Em vez de rebaixar o Fiesta, a Ford fez um “upgrade” no Ka quando ele mudou de geração. E deu certo. Atualmente o modelo briga com o HB20 pelo posto de segundo mais vendido do Brasil.
Então, veio o ano de 2017 e o Fiesta precisava de atualizações para ter alguma chance de continuar existindo, ainda que com vendas não muito altas.
A impressão é de que a Ford teve de fazer uma escolha: colocar câmbio automático de seis marchas no Ka ou no hatch premium. E escolheu aquele que passou a ser seu carro mais vendido para receber a melhor transmissão (no início de 2018).
Ao Fiesta, restou manter o Powershift. E tentar sobreviver assim.
Polo e Argo
Argo e Polo, que têm versões básicas, mas também opções premium (rivais do Fiesta), estão fazendo muito sucesso.
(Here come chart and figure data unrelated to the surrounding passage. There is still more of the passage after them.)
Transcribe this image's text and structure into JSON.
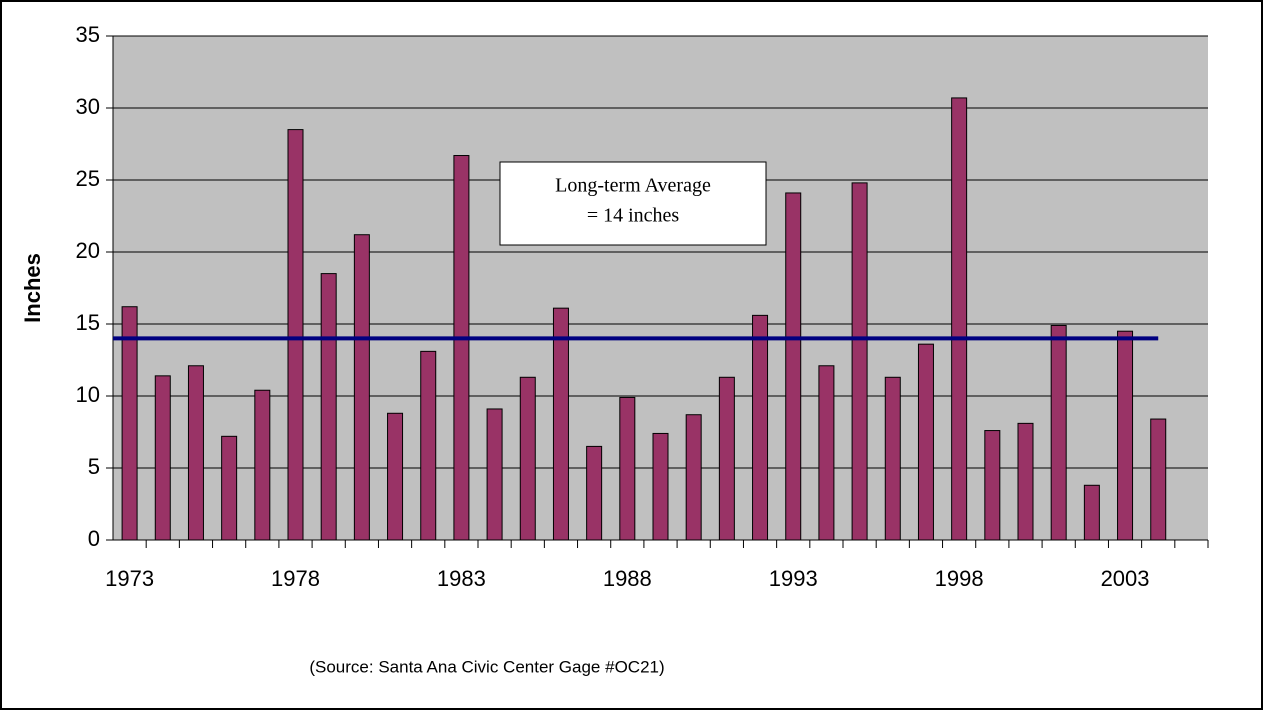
{
  "chart_data": {
    "type": "bar",
    "y_label": "Inches",
    "categories": [
      "1973",
      null,
      null,
      null,
      null,
      "1978",
      null,
      null,
      null,
      null,
      "1983",
      null,
      null,
      null,
      null,
      "1988",
      null,
      null,
      null,
      null,
      "1993",
      null,
      null,
      null,
      null,
      "1998",
      null,
      null,
      null,
      null,
      "2003",
      null
    ],
    "values": [
      16.2,
      11.4,
      12.1,
      7.2,
      10.4,
      28.5,
      18.5,
      21.2,
      8.8,
      13.1,
      26.7,
      9.1,
      11.3,
      16.1,
      6.5,
      9.9,
      7.4,
      8.7,
      11.3,
      15.6,
      24.1,
      12.1,
      24.8,
      11.3,
      13.6,
      30.7,
      7.6,
      8.1,
      14.9,
      3.8,
      14.5,
      8.4
    ],
    "color": "#993366",
    "average": 14,
    "average_color": "#000080",
    "annotation": [
      "Long-term Average",
      "= 14 inches"
    ],
    "source": "(Source:  Santa Ana Civic Center Gage #OC21)",
    "ylim": [
      0,
      35
    ],
    "yticks": [
      0,
      5,
      10,
      15,
      20,
      25,
      30,
      35
    ],
    "grid": true
  }
}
Ambos figuram entre os dez mais vendidos do País.
O Fiesta poderia ter sido “o Polo da Ford”. Se a Ford tivesse, à época, a sacada de lançar uma versão de entrada, com motor 1.0, o modelo poderia ter feito o sucesso que o Volkswagen faz agora.
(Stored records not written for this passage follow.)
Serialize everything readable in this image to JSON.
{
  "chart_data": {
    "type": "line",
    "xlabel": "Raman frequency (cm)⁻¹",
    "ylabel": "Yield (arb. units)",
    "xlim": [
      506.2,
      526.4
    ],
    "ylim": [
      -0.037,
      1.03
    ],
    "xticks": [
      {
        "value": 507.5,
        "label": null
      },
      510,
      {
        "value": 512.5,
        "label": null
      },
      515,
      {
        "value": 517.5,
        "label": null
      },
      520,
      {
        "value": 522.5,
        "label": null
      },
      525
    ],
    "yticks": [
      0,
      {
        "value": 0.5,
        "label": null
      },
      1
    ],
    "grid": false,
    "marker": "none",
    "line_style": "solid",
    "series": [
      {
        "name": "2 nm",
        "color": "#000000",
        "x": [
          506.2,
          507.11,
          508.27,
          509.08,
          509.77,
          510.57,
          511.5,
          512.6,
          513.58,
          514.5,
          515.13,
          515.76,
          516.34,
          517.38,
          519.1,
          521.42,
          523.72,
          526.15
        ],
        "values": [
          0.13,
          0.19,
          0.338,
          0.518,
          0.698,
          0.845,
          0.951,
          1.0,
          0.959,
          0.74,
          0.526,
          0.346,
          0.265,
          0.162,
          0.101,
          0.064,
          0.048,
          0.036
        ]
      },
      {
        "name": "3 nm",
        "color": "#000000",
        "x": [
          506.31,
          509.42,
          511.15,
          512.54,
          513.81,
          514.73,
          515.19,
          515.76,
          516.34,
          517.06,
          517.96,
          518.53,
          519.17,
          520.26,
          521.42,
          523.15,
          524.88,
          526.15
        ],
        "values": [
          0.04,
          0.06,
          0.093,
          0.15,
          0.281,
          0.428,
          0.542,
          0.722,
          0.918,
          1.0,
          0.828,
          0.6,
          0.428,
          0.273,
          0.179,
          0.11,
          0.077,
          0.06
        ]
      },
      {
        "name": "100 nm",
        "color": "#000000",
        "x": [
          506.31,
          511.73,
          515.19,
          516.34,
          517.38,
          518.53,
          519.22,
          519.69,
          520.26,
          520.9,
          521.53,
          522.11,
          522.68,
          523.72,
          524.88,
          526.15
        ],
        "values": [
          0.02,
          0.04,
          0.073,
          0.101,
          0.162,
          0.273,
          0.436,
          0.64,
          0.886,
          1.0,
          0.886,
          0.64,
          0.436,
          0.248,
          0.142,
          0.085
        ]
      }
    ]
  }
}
Mas a Ford preferiu ter o Fiesta como um hatch compacto premium. A estratégia poderia ter dado certo, se não fosse a crise na qual o País mergulhou a partir de 2014, que derrubou as vendas de carros novos.
Há poucas semanas, a Ford deixou de oferecer o Fiesta com câmbio Powershift. Ali, já ficava claro que o modelo tinha pouco tempo de vida. Afinal, como pode um hatch premium ter apenas câmbio manual, enquanto o de entrada (Ka) oferecia transmissão automática?
O fim de linha
A notícia veio na semana passada: a Ford vai fechar a fábrica de S. Bernardo e não terá mais operação de caminhões no Brasil. Como o único carro de passeio feito por lá era o Fiesta, ele também dançou.
Penso que, se a Ford não fechasse a planta do ABC, o Fiesta até poderia sobreviver mais alguns anos. O fato é que a marca decidiu focar seus investimentos em picapes e SUVs (uma decisão mundial). Sobrevivem, em cada mercado, os modelos de grande volume, como o Ka, no Brasil.
No caso do Fiesta, com a decisão do fechamento da fábrica, não valia mais a pena insistir. Nos últimos três meses, o modelo teve médias de 700 unidades vendidas, algo bem baixo para o segmento.
Uma pena: foi um produto excelente, que marcou época para a Ford e teve pioneirismo entre os hatches compactos. R.I.P. Fiesta.